Mr. Albas said the Mr. Trudeau and his government have “failed to take action or explain itself to Canadians.”
“They’ve been very muted on the area of Hong Kong, they’ve been very muted on the area of Uyghurs, the Huawei decision we have,” he said. “It seems that nothing is happening and the government says it’s still studying the issue.”
Mr. Oliphant said the government is “very open” to examining the bilateral relationship between Canada and China.
“We have an important relationship. It is in a difficult situation right now. We want this committee to make it better, not worse. We want the two Michaels to be released and we want farmers to be able to sell their products in China” he said. “If this committee can offer the government some good advice on how do that, we want it. We want to listen to the opposition if they have some very good, constructive ideas that we’ve not thought of. I don’t there’s a silver bullet here.”
Mr. Harris said he would also like to hear from the American perspective, which has so much influence over Canada’s relationship with the emerging superpower.
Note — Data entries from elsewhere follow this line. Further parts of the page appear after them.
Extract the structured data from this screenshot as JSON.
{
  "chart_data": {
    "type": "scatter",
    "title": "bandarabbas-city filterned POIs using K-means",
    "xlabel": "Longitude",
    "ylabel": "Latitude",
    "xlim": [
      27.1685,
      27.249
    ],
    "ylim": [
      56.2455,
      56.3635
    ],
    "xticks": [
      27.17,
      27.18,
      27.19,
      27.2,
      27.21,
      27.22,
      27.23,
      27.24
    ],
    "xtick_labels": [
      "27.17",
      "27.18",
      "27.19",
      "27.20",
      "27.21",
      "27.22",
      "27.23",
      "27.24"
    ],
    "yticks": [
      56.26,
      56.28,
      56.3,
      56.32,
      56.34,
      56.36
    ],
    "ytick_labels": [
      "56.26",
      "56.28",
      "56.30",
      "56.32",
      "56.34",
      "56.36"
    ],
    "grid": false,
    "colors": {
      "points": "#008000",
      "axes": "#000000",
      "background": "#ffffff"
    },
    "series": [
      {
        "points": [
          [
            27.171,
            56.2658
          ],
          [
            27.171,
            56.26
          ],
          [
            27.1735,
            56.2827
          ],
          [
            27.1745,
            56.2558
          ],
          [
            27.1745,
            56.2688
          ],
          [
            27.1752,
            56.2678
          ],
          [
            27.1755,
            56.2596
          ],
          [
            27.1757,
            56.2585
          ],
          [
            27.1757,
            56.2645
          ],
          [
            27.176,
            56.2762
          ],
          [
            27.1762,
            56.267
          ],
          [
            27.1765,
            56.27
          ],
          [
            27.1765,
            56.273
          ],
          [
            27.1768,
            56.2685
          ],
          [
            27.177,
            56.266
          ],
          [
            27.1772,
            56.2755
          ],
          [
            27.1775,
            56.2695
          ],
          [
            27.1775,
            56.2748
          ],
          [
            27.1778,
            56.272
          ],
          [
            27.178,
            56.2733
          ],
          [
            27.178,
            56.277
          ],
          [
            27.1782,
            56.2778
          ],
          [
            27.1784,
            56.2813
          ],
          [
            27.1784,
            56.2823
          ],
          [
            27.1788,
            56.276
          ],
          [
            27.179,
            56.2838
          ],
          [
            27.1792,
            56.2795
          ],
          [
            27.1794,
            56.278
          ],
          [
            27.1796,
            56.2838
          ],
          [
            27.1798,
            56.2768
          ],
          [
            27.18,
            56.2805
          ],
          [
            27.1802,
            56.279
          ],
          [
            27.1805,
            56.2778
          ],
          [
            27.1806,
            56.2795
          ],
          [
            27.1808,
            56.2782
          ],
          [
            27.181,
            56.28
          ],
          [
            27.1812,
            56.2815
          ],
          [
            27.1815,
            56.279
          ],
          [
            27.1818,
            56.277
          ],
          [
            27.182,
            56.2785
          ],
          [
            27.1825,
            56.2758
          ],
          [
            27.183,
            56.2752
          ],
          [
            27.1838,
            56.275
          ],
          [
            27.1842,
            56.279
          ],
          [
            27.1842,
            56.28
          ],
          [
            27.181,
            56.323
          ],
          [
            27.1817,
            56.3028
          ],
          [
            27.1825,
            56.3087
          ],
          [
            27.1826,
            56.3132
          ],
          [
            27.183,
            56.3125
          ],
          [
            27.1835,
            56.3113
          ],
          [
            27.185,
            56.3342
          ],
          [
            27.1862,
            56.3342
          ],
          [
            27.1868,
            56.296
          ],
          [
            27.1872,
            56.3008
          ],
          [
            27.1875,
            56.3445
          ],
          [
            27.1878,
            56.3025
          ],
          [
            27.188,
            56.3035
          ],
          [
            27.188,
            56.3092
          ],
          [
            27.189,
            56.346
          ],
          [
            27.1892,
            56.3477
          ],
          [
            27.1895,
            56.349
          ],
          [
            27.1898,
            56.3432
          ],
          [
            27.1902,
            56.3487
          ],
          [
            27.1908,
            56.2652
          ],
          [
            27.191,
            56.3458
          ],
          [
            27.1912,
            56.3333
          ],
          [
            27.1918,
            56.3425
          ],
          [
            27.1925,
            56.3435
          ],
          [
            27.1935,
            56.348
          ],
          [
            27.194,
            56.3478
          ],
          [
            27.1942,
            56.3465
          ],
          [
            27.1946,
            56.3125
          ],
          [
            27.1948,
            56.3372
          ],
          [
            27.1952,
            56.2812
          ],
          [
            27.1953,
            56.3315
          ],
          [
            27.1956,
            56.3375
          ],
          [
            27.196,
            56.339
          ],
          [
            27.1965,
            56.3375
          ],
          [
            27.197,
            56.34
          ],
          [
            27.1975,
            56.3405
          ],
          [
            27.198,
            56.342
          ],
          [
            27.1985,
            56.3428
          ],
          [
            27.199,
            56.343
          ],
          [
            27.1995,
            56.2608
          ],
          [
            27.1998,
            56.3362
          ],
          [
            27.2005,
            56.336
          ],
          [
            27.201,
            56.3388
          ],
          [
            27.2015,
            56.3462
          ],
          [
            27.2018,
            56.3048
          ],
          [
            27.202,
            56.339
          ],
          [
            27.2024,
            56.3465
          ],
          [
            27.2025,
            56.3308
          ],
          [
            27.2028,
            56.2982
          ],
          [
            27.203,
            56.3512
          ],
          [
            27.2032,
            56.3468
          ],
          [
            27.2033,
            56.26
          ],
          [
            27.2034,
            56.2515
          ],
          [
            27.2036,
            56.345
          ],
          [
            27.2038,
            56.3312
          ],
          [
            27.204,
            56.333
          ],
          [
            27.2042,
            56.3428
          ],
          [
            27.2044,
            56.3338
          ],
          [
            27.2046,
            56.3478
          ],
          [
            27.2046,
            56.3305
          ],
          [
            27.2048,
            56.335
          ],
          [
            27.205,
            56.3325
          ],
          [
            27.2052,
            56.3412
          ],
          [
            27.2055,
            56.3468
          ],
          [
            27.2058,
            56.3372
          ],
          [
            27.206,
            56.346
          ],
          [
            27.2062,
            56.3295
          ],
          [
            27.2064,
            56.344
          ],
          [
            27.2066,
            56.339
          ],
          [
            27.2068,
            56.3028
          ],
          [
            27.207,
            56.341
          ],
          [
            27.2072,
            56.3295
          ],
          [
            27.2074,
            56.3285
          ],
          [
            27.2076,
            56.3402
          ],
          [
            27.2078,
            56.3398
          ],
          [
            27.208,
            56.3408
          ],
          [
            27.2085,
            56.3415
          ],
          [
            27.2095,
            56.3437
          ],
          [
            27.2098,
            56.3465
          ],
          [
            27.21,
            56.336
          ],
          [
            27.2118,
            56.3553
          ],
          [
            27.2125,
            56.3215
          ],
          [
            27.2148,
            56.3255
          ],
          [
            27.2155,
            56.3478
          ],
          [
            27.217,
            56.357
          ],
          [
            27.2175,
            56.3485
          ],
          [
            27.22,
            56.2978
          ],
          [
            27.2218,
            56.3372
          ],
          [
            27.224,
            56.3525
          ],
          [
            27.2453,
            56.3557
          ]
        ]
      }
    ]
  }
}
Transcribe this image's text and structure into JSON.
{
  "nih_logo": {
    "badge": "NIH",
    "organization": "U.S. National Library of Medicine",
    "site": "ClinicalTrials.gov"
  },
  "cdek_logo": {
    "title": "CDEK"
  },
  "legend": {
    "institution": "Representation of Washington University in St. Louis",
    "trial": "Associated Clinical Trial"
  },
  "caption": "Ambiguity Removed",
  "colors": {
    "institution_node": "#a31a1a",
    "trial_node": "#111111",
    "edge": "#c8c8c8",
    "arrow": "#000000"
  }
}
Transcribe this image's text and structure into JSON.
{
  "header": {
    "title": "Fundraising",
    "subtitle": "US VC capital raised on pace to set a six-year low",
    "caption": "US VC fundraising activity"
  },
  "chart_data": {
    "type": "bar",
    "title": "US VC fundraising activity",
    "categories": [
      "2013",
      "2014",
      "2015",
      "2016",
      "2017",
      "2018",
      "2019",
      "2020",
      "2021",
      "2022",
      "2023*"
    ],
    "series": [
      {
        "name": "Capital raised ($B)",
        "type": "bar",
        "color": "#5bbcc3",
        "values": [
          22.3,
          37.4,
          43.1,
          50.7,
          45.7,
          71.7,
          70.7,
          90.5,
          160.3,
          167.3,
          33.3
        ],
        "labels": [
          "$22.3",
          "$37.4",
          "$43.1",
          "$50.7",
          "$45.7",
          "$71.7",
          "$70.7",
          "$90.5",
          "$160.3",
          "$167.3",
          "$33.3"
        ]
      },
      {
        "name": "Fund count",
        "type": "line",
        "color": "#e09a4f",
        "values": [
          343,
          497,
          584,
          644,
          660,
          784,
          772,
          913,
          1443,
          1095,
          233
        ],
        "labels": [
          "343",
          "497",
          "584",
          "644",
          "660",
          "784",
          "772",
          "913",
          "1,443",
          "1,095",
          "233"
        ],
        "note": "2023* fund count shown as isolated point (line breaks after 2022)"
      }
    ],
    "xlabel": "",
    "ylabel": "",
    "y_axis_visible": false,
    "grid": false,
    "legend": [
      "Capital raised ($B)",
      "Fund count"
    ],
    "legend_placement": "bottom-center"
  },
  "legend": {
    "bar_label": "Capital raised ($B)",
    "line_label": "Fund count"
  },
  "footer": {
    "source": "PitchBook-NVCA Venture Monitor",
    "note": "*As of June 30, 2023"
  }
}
“We want to know to what extent the Americans are able to provide some support for Canada’s position with respect to the problems we [have] with China,” he said, adding he would like the committee to hear from Kirsten Hillman, Canada’s acting ambassador to the U.S.
The committee could also hear from the Chinese perspective, including from Ambassador Cong Peiwu. Mr. Saint-Jacques said hearing from Mr. Cong would be useful for politicians to hear how “doctrinaire” the Chinese government has become.
The special committee and its subcommittee will meet privately on Monday to plan future meetings and schedule witnesses.